Temporary workers get three unpaid days a year off — period. Take a fourth day off, for illness, or a funeral — and boom, she says, you're fired.
"I've seen temporary employees come to work and throw up in garbage cans because they were too afraid to go home," says Kelly.
So even though she's in a better position at GM now — she says she'll vote no on any contract that fails to offer temporary workers a path to permanent jobs.
And if the contract even touches the holy grail of health insurance — Kelly says that won't fly, either.
Currently, union members pay about four percent of the cost of their health insurance. But she has zero sympathy for the argument that GM needs workers to pay more.
Not when the automaker made more than $35 billion over the last four years.

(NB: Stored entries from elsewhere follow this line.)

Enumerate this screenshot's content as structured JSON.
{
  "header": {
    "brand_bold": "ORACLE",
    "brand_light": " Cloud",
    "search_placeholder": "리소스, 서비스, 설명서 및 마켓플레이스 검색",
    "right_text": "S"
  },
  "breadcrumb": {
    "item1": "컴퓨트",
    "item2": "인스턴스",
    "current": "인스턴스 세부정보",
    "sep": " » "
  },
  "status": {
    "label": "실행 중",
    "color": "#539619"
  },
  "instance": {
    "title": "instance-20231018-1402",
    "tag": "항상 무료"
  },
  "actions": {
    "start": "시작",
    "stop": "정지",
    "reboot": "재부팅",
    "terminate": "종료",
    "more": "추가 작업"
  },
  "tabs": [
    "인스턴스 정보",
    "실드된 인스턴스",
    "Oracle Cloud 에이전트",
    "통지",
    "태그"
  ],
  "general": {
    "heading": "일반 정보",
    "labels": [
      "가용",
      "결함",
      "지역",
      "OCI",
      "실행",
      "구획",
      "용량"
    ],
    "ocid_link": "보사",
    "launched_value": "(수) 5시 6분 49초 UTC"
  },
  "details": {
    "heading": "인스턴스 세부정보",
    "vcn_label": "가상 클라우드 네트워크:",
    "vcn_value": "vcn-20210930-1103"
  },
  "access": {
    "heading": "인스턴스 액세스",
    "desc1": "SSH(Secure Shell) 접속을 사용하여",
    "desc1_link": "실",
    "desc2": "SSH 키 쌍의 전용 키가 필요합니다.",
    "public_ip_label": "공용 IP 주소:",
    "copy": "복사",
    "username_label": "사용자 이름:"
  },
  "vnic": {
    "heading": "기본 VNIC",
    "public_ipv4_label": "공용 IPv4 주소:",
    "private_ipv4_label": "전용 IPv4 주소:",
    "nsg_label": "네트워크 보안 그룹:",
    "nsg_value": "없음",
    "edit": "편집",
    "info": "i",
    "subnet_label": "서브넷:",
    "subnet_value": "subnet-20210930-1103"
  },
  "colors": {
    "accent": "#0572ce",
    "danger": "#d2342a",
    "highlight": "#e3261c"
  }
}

"You shuffle us into a room and you tell us about record breaking profits," Kelly says of GM leaders, "and our CEO is making over $20 million for her job, and then you say, 'but we need a concession from you again."
Kelly says workers made more than enough concessions in 2009, when GM was in bankruptcy.
Kelly is fired up, but she knows living off $250 a week strike pay is going to be really tough.
Harley Shaikin is a labor expert at the University of California-Berkley. He's seen strikes play out before.
"I think without question, there's a moment of euphoria when workers walk out. They're showing their strength, they're challenging the company on something they think is critical," he says.
But Shaikin says that euphoria won't last long. Union members will do their own cost-benefit analysis, he says, of any contract that could end a costly strike.
Shaikin also thinks GM will have a hard time making a case that it must cut health insurance costs.
While the automaker does spend a very large sum — a billion dollars a year — on health insurance for its blue collar workers.
"Over the last four years, GM spent $25 billion in stock buybacks and in dividends to shareholders," says Shaikin, yet, few ask whether those expenditures make GM less competitive.
It appears that messing with health insurance is a go-to-war issue for the UAW.
Kristin Dziczek is with the Center for Automotive Research. She thinks it's unlikely GM will press very hard on the issue of health insurance.
But relying on temporary workers is a good way for GM to manage its labor costs in a downturn.
Dziczek says nobody has a crystal ball to ask that question, how long will this strike last?
"None of us are in that [negotiating] room," she says. "We don't know how far apart they really are, and we don't know what are the must-haves versus the nice-to-haves in each side's demands."
So, for Kelly, and more than 49,000 other GM workers, it's a new routine — go to the union hall — check the picket line schedule, and walk on that picket line, rain or shine.